Auch in Deutschland klappt es nicht: "Jeder Zweite weiß nicht, wie die Rettungsgasse funktioniert", titelte am gestrigen Mittwoch dieWestdeutsche Allgemeine. "Keine Rettungsgasse: Bundesverkehrsminister Dobrindt will höhere Strafen", heißt es beiretter.tv. Oder ebenfalls von Mittwoch, passiert bei Regensburg: "Lastwagen zieht in Rettungsgasse und kracht gegen Rettungswagen."

"Sehr gefährliche Situation"

Dass in Österreich die Rettungsgasse kaum funktioniert, prophezeite ein ministeriumsinternes Papier schon acht Jahre vor deren Einführung. Sie wurde als "sehr gefährliche Situation" und "nicht sinnvoll" beschrieben. Es "kann nicht nachvollziehbar behauptet werden, dass sie gegenüber der geltenden Rechtslage eine Verbesserung bringen würde", schrieb die zuständige Abteilung im Verkehrsministerium. Der ARBÖ hatte im Vorfeld seine Pannenfahrer befragt, ob sie jemals am Pannenstreifen behindert wurden: "Es gab keine einzige Meldung, dass es da ein Problem gab", sagt eine damalige ARBÖ-Führungskraft.

Die vier Minuten

Dennoch wurde bereits vor der Einberufung einer Expertenkommission eine millionenteure Werbekampagne in die Wege geleitet. Mehrere Mitglieder des Gremiums sprachen von "starkem politischen Druck" für die Einführung und dass dies "eine ausgemachte Sache" war. Ein Beamter, der gegen die Maßnahme war, war ab der zweiten Sitzung plötzlich nicht mehr dabei. Im Verkehrsministerium rechtfertigte man sich später, dass ein Papier der Asfinag die vier Minuten Zeitersparnis belegt habe. Tatsächlich war dies eine Behauptung des Roten Kreuz, die aus angeblichen Plaudereien mit deutschen Kollegen stammte, wie der KURIER aufdeckte.

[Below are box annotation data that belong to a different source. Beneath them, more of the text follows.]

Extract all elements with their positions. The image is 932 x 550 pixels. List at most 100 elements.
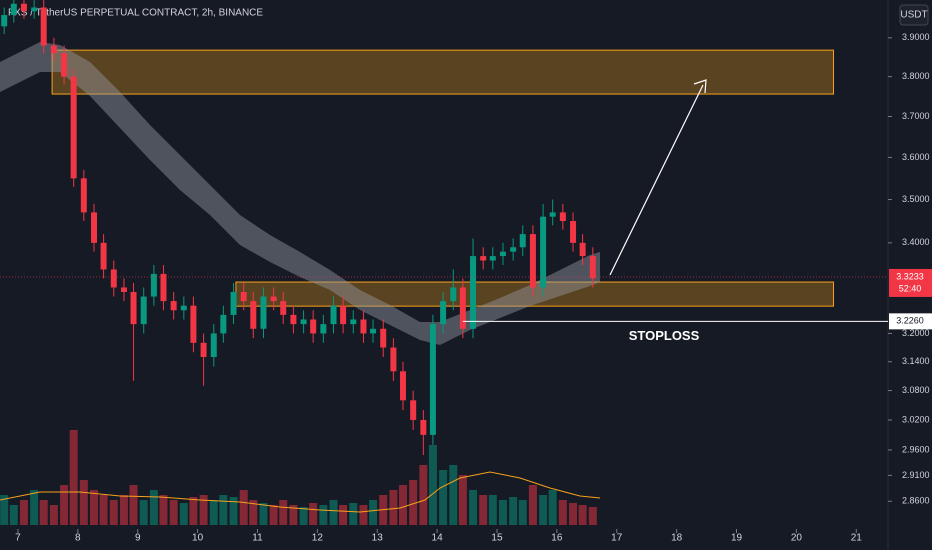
candle-body bbox=[140, 296, 147, 325]
chart-title: FXS / TetherUS PERPETUAL CONTRACT, 2h, B… bbox=[8, 8, 263, 19]
volume-bar bbox=[79, 480, 88, 525]
x-tick-label: 21 bbox=[851, 533, 863, 544]
volume-bar bbox=[169, 500, 178, 525]
volume-bar bbox=[428, 445, 437, 525]
candle-body bbox=[589, 256, 596, 279]
stoploss-label: STOPLOSS bbox=[629, 328, 700, 343]
candle-body bbox=[280, 301, 287, 315]
candle-body bbox=[230, 291, 237, 315]
candle-body bbox=[180, 305, 187, 311]
volume-bar bbox=[149, 490, 158, 525]
candle-body bbox=[10, 3, 17, 16]
x-tick-label: 15 bbox=[491, 533, 503, 544]
candle-body bbox=[450, 287, 457, 302]
volume-bar bbox=[369, 500, 378, 525]
volume-bar bbox=[458, 475, 467, 525]
candle-body bbox=[540, 216, 547, 288]
volume-bar bbox=[189, 497, 198, 525]
y-tick-label: 3.7000 bbox=[902, 111, 930, 121]
volume-bar bbox=[60, 485, 69, 525]
volume-bar bbox=[289, 505, 298, 525]
candle-body bbox=[40, 7, 47, 46]
x-tick-label: 12 bbox=[312, 533, 324, 544]
y-tick-label: 3.5000 bbox=[902, 194, 930, 204]
zone bbox=[51, 49, 835, 95]
volume-bar bbox=[99, 495, 108, 525]
candle-body bbox=[489, 256, 496, 261]
volume-bar bbox=[329, 500, 338, 525]
volume-bar bbox=[309, 503, 318, 525]
y-tick-label: 2.9100 bbox=[902, 470, 930, 480]
candle-body bbox=[270, 296, 277, 302]
volume-bar bbox=[30, 490, 39, 525]
candle-body bbox=[210, 333, 217, 357]
volume-bar bbox=[449, 465, 458, 525]
candle-body bbox=[240, 291, 247, 302]
x-tick-label: 19 bbox=[731, 533, 743, 544]
candle-body bbox=[100, 242, 107, 270]
x-tick-label: 20 bbox=[791, 533, 803, 544]
candle-body bbox=[350, 319, 357, 325]
candle-body bbox=[510, 247, 517, 252]
candle-body bbox=[519, 234, 526, 248]
candle-body bbox=[160, 273, 167, 302]
candle-body bbox=[290, 314, 297, 325]
volume-bar bbox=[528, 485, 537, 525]
volume-bar bbox=[0, 495, 9, 525]
volume-bar bbox=[279, 500, 288, 525]
candle-body bbox=[91, 212, 98, 243]
candle-body bbox=[20, 3, 27, 12]
volume-bar bbox=[389, 490, 398, 525]
candle-body bbox=[470, 256, 477, 329]
x-tick-label: 10 bbox=[192, 533, 204, 544]
volume-bar bbox=[19, 500, 28, 525]
candle-body bbox=[200, 342, 207, 357]
countdown-label: 52:40 bbox=[899, 283, 922, 293]
volume-bar bbox=[90, 490, 99, 525]
volume-bar bbox=[159, 495, 168, 525]
volume-bar bbox=[39, 500, 48, 525]
y-tick-label: 2.8600 bbox=[902, 496, 930, 506]
stoploss-tag bbox=[889, 313, 932, 330]
volume-bar bbox=[349, 503, 358, 525]
candle-body bbox=[31, 7, 38, 12]
y-tick-label: 3.0200 bbox=[902, 414, 930, 424]
volume-bar bbox=[339, 505, 348, 525]
candle-body bbox=[330, 305, 337, 325]
volume-bar bbox=[569, 503, 578, 525]
candle-body bbox=[170, 301, 177, 311]
volume-bar bbox=[139, 500, 148, 525]
x-tick-label: 11 bbox=[252, 533, 263, 544]
volume-bar bbox=[359, 505, 368, 525]
volume-bar bbox=[49, 505, 58, 525]
volume-bar bbox=[398, 485, 407, 525]
candle-body bbox=[70, 76, 77, 179]
last-price-label: 3.3233 bbox=[896, 271, 924, 281]
x-tick-label: 9 bbox=[135, 533, 141, 544]
currency-button-label[interactable]: USDT bbox=[900, 10, 927, 21]
volume-bar bbox=[509, 497, 518, 525]
arrow-head bbox=[693, 79, 707, 94]
candle-body bbox=[250, 301, 257, 329]
volume-bar bbox=[9, 505, 18, 525]
volume-bar bbox=[518, 500, 527, 525]
candle-body bbox=[300, 319, 307, 325]
candle-body bbox=[390, 347, 397, 372]
volume-bar bbox=[179, 503, 188, 525]
candle-body bbox=[310, 319, 317, 334]
volume-bar bbox=[578, 505, 587, 525]
volume-bar bbox=[129, 485, 138, 525]
x-tick-label: 8 bbox=[75, 533, 81, 544]
candle-body bbox=[190, 305, 197, 343]
volume-bar bbox=[109, 500, 118, 525]
candle-body bbox=[340, 305, 347, 325]
candle-body bbox=[529, 234, 536, 288]
volume-bar bbox=[259, 503, 268, 525]
volume-bar bbox=[119, 495, 128, 525]
candle-body bbox=[380, 328, 387, 348]
candle-body bbox=[150, 273, 157, 297]
volume-bar bbox=[219, 495, 228, 525]
currency-button[interactable] bbox=[899, 4, 929, 26]
candle-body bbox=[370, 328, 377, 334]
x-tick-label: 7 bbox=[15, 533, 21, 544]
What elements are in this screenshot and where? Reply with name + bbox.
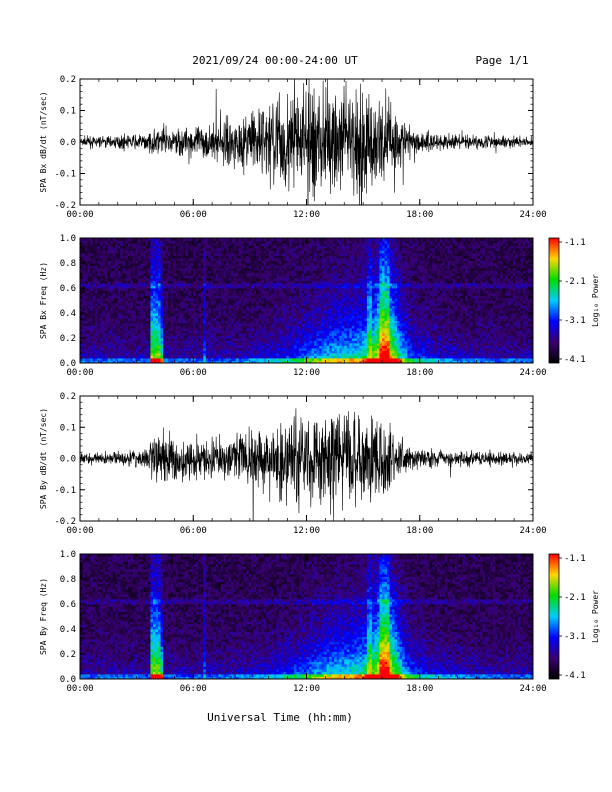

Der Rechnungshof sah im Endeffekt hohe Kosten bei keinem erkennbaren Nutzen. Die Grüne Gabriela Moser bezeichnete die Rettungsgasse lapidar als "Honorar-Produktionsmaschine für parteinahe Agenturen".

Als Fazit nach gut fünf Jahren bleibt übrig: Eine Rettung für die Rettungsgasse scheint nicht mehr möglich.